In the next stage of development, the globular embryo forms a notch at the terminal position, similar to that reported in ginger (Lincy et al. 2009), leading to the scutellar stage (de Alcantara et al. 2014). The scutellar embryo consisted of two protrusions at the apical part and a notch between them. The shoot meristem develops from the scutellar notch and becomes enclosed by the coleoptile. The root meristem will also be formed at this stage in the basal part of the embryo (Mose et al. 2017). The matured coleoptile embryo was characterized by the development of a scutellum, coleoptile, and shoot and root meristems. Here, the scutellum was found to be slightly greenish color, which was similar to that in the case of Hordeum vulgare (Kachhwaha et al. 1997).

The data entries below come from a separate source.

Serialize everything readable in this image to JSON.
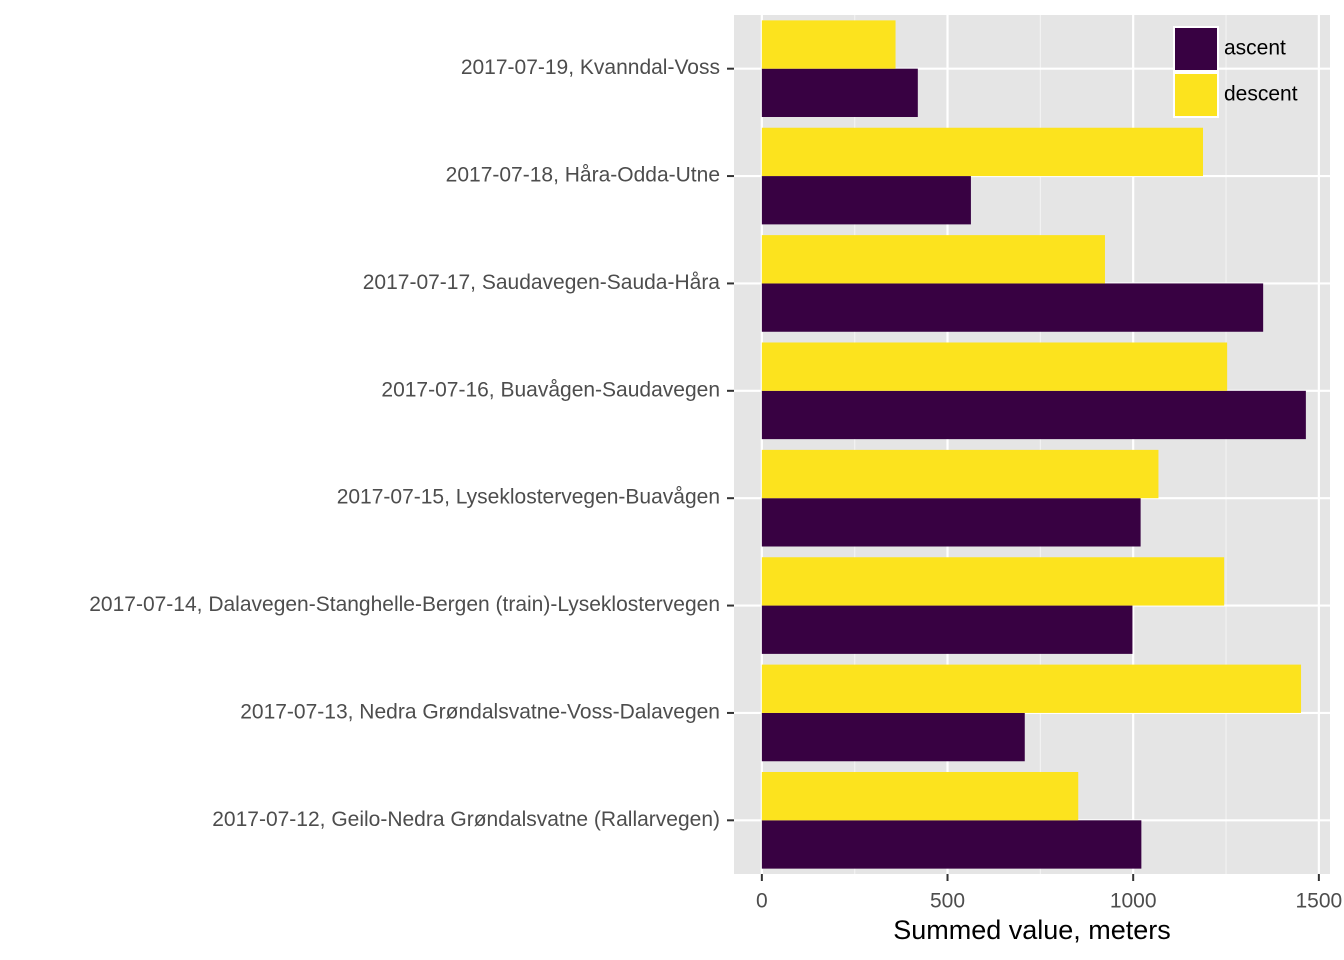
{
  "chart_data": {
    "type": "bar",
    "orientation": "horizontal",
    "categories": [
      "2017-07-19, Kvanndal-Voss",
      "2017-07-18, Håra-Odda-Utne",
      "2017-07-17, Saudavegen-Sauda-Håra",
      "2017-07-16, Buavågen-Saudavegen",
      "2017-07-15, Lyseklostervegen-Buavågen",
      "2017-07-14, Dalavegen-Stanghelle-Bergen (train)-Lyseklostervegen",
      "2017-07-13, Nedra Grøndalsvatne-Voss-Dalavegen",
      "2017-07-12, Geilo-Nedra Grøndalsvatne (Rallarvegen)"
    ],
    "series": [
      {
        "name": "ascent",
        "color": "#380142",
        "values": [
          420,
          563,
          1350,
          1465,
          1020,
          998,
          708,
          1022
        ]
      },
      {
        "name": "descent",
        "color": "#FCE31E",
        "values": [
          360,
          1188,
          924,
          1253,
          1068,
          1245,
          1452,
          852
        ]
      }
    ],
    "xlabel": "Summed value, meters",
    "ylabel": "",
    "xlim": [
      -75,
      1530
    ],
    "xticks": [
      0,
      500,
      1000,
      1500
    ],
    "grid": true,
    "panel_background": "#E5E5E5",
    "legend_position": "top-right"
  }
}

The cytokinin BAP was found to be effective for multiple shoot induction, as reported previously in the same species. IBA at 0.5 mg L−1 induced a better rooting response compared to other auxins used, which also agrees with the findings of Blessy et al. (2021). The in vitro regenerated plants were successfully acclimatized with a good survival rate of 76%, which was better than that obtained in a previous study (65%) on the same species (Blessy et al. 2021).

Conclusions

Somatic embryogenesis serves as a tool for the large-scale propagation of plants and is also an effective method for studying the regulation of embryo development. The present study developed a successful protocol for the in vitro plant regeneration of the endemic and ethnomedicinal plant Anaphyllum wightii. Here, the somatic embryos were obtained by the process of indirect somatic embryogenesis due to the presence of an intervening callus phase. In A. wightii, the process of embryo development was asynchronous since the embryogenic callus consisted of embryos at various stages of development adjacent to each other. Hence, it can be concluded that the auxins 2,4-D and NAA are effective in the induction of somatic embryogenesis using the petiole explants of A. wightii, which may lead to the conservation of this endemic plant. The present study may also be helpful in studying the pattern of embryo development in this species since the developmental stages of somatic embryos are often similar to that of zygotic embryos.